Ciel et Terre, œuvre monumentale de Liliane Vertessen, ou lorsque l’acier et la nature se rencontrent dans l’art urbain. Tout proche, le bruit de pas saccadés, le cliquetis de talons féminins sur le trottoir : première vague de fonctionnaires sur le boulevard du Roi Albert II. Il est 16h30, une marée de gens pressés.« Si je rate mon train, vous me payez un verre », s’exclame un agent de sécurité à l’Office des étrangers. Le ton est donné. L’objet de son désir : la Gare du Nord, cœur artificiel de tout un quartier. Deux fois par jour, celle-ci fait le plein de fonctionnaires et autres employés ; deux fois par jour, le boulevard vit. Mouvement binaire d’arrivée et de départ de milliers de travailleurs. Entre ces deux moments paroxystiques, rien ou pas grand-chose. En apparence du moins.
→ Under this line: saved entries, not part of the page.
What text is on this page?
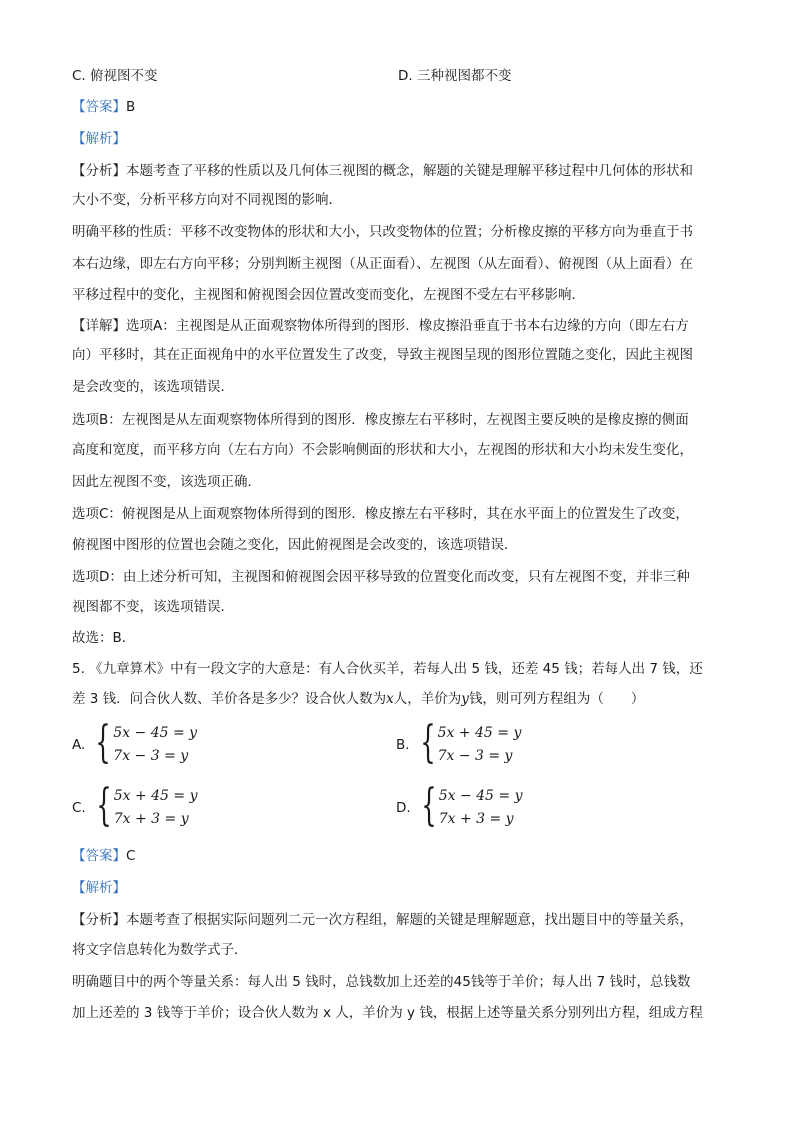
C. 俯视图不变	D. 三种视图都不变
【答案】B
【解析】
【分析】本题考查了平移的性质以及几何体三视图的概念，解题的关键是理解平移过程中几何体的形状和
大小不变，分析平移方向对不同视图的影响．
明确平移的性质：平移不改变物体的形状和大小，只改变物体的位置；分析橡皮擦的平移方向为垂直于书
本右边缘，即左右方向平移；分别判断主视图（从正面看）、左视图（从左面看）、俯视图（从上面看）在
平移过程中的变化，主视图和俯视图会因位置改变而变化，左视图不受左右平移影响．
【详解】选项A：主视图是从正面观察物体所得到的图形．橡皮擦沿垂直于书本右边缘的方向（即左右方
向）平移时，其在正面视角中的水平位置发生了改变，导致主视图呈现的图形位置随之变化，因此主视图
是会改变的，该选项错误．
选项B：左视图是从左面观察物体所得到的图形．橡皮擦左右平移时，左视图主要反映的是橡皮擦的侧面
高度和宽度，而平移方向（左右方向）不会影响侧面的形状和大小，左视图的形状和大小均未发生变化，
因此左视图不变，该选项正确．
选项C：俯视图是从上面观察物体所得到的图形．橡皮擦左右平移时，其在水平面上的位置发生了改变，
俯视图中图形的位置也会随之变化，因此俯视图是会改变的，该选项错误．
选项D：由上述分析可知，主视图和俯视图会因平移导致的位置变化而改变，只有左视图不变，并非三种
视图都不变，该选项错误．
故选：B．
5. 《九章算术》中有一段文字的大意是：有人合伙买羊，若每人出 5 钱，还差 45 钱；若每人出 7 钱，还
差 3 钱．问合伙人数、羊价各是多少？设合伙人数为x人，羊价为y钱，则可列方程组为（　　）
A. { 5x − 45 = y
7x − 3 = y
B. { 5x + 45 = y
7x − 3 = y
C. { 5x + 45 = y
7x + 3 = y
D. { 5x − 45 = y
7x + 3 = y
【答案】C
【解析】
【分析】本题考查了根据实际问题列二元一次方程组，解题的关键是理解题意，找出题目中的等量关系，
将文字信息转化为数学式子．
明确题目中的两个等量关系：每人出 5 钱时，总钱数加上还差的45钱等于羊价；每人出 7 钱时，总钱数
加上还差的 3 钱等于羊价；设合伙人数为 x 人，羊价为 y 钱，根据上述等量关系分别列出方程，组成方程
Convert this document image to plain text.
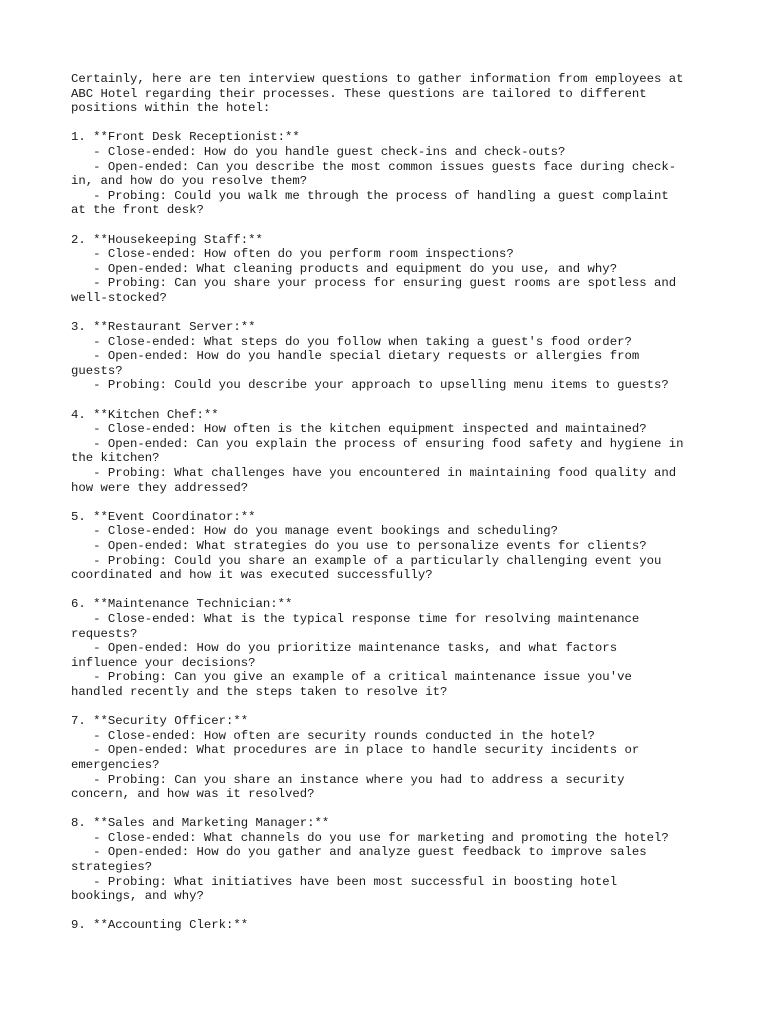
Certainly, here are ten interview questions to gather information from employees at
ABC Hotel regarding their processes. These questions are tailored to different
positions within the hotel:
1. **Front Desk Receptionist:**
- Close-ended: How do you handle guest check-ins and check-outs?
- Open-ended: Can you describe the most common issues guests face during check-
in, and how do you resolve them?
- Probing: Could you walk me through the process of handling a guest complaint
at the front desk?
2. **Housekeeping Staff:**
- Close-ended: How often do you perform room inspections?
- Open-ended: What cleaning products and equipment do you use, and why?
- Probing: Can you share your process for ensuring guest rooms are spotless and
well-stocked?
3. **Restaurant Server:**
- Close-ended: What steps do you follow when taking a guest's food order?
- Open-ended: How do you handle special dietary requests or allergies from
guests?
- Probing: Could you describe your approach to upselling menu items to guests?
4. **Kitchen Chef:**
- Close-ended: How often is the kitchen equipment inspected and maintained?
- Open-ended: Can you explain the process of ensuring food safety and hygiene in
the kitchen?
- Probing: What challenges have you encountered in maintaining food quality and
how were they addressed?
5. **Event Coordinator:**
- Close-ended: How do you manage event bookings and scheduling?
- Open-ended: What strategies do you use to personalize events for clients?
- Probing: Could you share an example of a particularly challenging event you
coordinated and how it was executed successfully?
6. **Maintenance Technician:**
- Close-ended: What is the typical response time for resolving maintenance
requests?
- Open-ended: How do you prioritize maintenance tasks, and what factors
influence your decisions?
- Probing: Can you give an example of a critical maintenance issue you've
handled recently and the steps taken to resolve it?
7. **Security Officer:**
- Close-ended: How often are security rounds conducted in the hotel?
- Open-ended: What procedures are in place to handle security incidents or
emergencies?
- Probing: Can you share an instance where you had to address a security
concern, and how was it resolved?
8. **Sales and Marketing Manager:**
- Close-ended: What channels do you use for marketing and promoting the hotel?
- Open-ended: How do you gather and analyze guest feedback to improve sales
strategies?
- Probing: What initiatives have been most successful in boosting hotel
bookings, and why?
9. **Accounting Clerk:**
Retour à la verdure.
De part et d’autre du boulevard, une bande de verte de 800 m de long, véritable artère pulmonaire du Manhattan Bruxellois. Le calme dans la tempête, l’art et la nature au milieu des gratte-ciels. Tous les jours, Christian – habitant du quartier depuis 25 ans – vient s’y promener avec son labrador, Caius – « Un empereur romain, pas n’importe qui », glisse-t-il avec humour. Cette habitude vielle de 15 ans lui permet d’apprécier l’évolution du quartier, du boulevard en particulier. « Les bureaux, les tours, c’est tout nouveau. Mais le quartier est ancien lui. Avant c’étaient des taudis, c’est pourquoi ils ont tout rasé ». C’est en 1986 que débuteront les travaux de rénovation du boulevard, sous l’égide entre autre de Roger Nols bourgmestre de Schaerbeek à l’époque. La bande centrale, elle, ne sera pas directement aménagée. « Avant, c’était un terrain vague. Dégueulasse ! Dommage pour un si beau quartier », déclare Christian. La ville n’ayant ni les moyens ni le temps, le projet d’aménagement et son financement viendront des Banques et autres entreprises présentes sur le boulevard.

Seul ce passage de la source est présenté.